Well, I'm delighted to say that after all this time it has finally become clear as to what the meaning of part of this chapter really is. Let us observe together by evaluating a few verses, namely 7-10.
In chapter 7 we read, And when the thousand years are ended, Satan will be released from his prison. The thousand years here is clearly metaphorical. What John is saying here is not a literal thousand years, but rather only a few years. To be more specific, he is really only speaking of a period of 4 years, bare with me on this. As far as who Satan represents, well, because John is speaking in metaphors, he is not speaking about the spiritual nemesis of God.
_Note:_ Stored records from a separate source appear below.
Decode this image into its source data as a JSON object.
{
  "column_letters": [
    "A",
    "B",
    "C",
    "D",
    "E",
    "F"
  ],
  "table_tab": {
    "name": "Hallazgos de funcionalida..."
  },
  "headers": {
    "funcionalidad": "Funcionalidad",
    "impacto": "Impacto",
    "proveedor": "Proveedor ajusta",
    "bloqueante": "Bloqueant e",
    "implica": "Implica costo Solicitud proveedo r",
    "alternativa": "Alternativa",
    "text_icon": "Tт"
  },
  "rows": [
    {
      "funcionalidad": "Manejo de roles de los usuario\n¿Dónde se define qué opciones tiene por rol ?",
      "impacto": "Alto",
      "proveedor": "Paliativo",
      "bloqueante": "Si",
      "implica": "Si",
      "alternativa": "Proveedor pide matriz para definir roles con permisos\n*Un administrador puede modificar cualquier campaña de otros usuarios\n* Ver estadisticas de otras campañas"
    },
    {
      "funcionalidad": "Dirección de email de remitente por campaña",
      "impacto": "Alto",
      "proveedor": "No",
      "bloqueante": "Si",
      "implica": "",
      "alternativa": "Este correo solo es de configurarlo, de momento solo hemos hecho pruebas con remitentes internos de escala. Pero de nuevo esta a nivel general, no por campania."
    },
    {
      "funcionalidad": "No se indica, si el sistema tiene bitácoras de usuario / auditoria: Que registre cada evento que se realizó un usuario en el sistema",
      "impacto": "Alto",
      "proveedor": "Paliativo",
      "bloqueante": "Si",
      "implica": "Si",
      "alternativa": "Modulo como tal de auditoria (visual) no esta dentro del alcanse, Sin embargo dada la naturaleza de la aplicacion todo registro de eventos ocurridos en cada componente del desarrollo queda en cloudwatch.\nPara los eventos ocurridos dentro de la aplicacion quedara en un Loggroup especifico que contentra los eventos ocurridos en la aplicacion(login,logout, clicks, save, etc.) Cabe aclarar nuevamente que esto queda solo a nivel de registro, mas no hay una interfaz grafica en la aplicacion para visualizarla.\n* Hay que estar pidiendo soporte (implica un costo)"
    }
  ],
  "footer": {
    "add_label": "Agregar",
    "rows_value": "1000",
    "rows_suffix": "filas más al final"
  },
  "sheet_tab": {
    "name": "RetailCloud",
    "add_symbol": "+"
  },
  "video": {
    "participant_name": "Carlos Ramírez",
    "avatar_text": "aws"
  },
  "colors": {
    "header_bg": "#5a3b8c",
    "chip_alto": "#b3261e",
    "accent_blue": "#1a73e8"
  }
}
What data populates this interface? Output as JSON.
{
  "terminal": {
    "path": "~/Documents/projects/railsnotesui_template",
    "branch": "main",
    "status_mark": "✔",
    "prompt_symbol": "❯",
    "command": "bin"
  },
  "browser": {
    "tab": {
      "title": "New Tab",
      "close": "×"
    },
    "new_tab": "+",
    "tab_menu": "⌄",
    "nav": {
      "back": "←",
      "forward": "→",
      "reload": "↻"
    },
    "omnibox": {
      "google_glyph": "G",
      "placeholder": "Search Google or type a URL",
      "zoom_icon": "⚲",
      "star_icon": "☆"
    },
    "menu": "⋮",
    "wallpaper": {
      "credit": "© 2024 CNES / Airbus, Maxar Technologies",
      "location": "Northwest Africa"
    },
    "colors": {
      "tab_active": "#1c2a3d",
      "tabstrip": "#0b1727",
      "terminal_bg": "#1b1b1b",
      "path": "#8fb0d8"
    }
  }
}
Rather he is speaking of the long awaited entity knows as the Los Angeles Lakers. The four years represents the period of time from 2004 to the present, 2008.
I will merely say that I endeavor to take the book of Revelation seriously. Sure, there’s some symbology, but every single sign is explained elsewhere in the Bible. I fail to see how God could make things so clear, then release a book into circulation that we’re not meant to understand in any possible way. I know a lot of Christians who stay away from Revelation. Some are afraid of it. Personally, I’m not afraid of the book, nor am I afraid of the conclusions that one can be drawn to by taking the book seriously. I’m far more afraid of the fights and contention this can cause with Christians who have other views of Revelation than I am the conclusions I have been drawn to by it, in it’s proper context.
In any case, I enjoyed the “conclusions” the blog I linked came to regarding Chapter 20.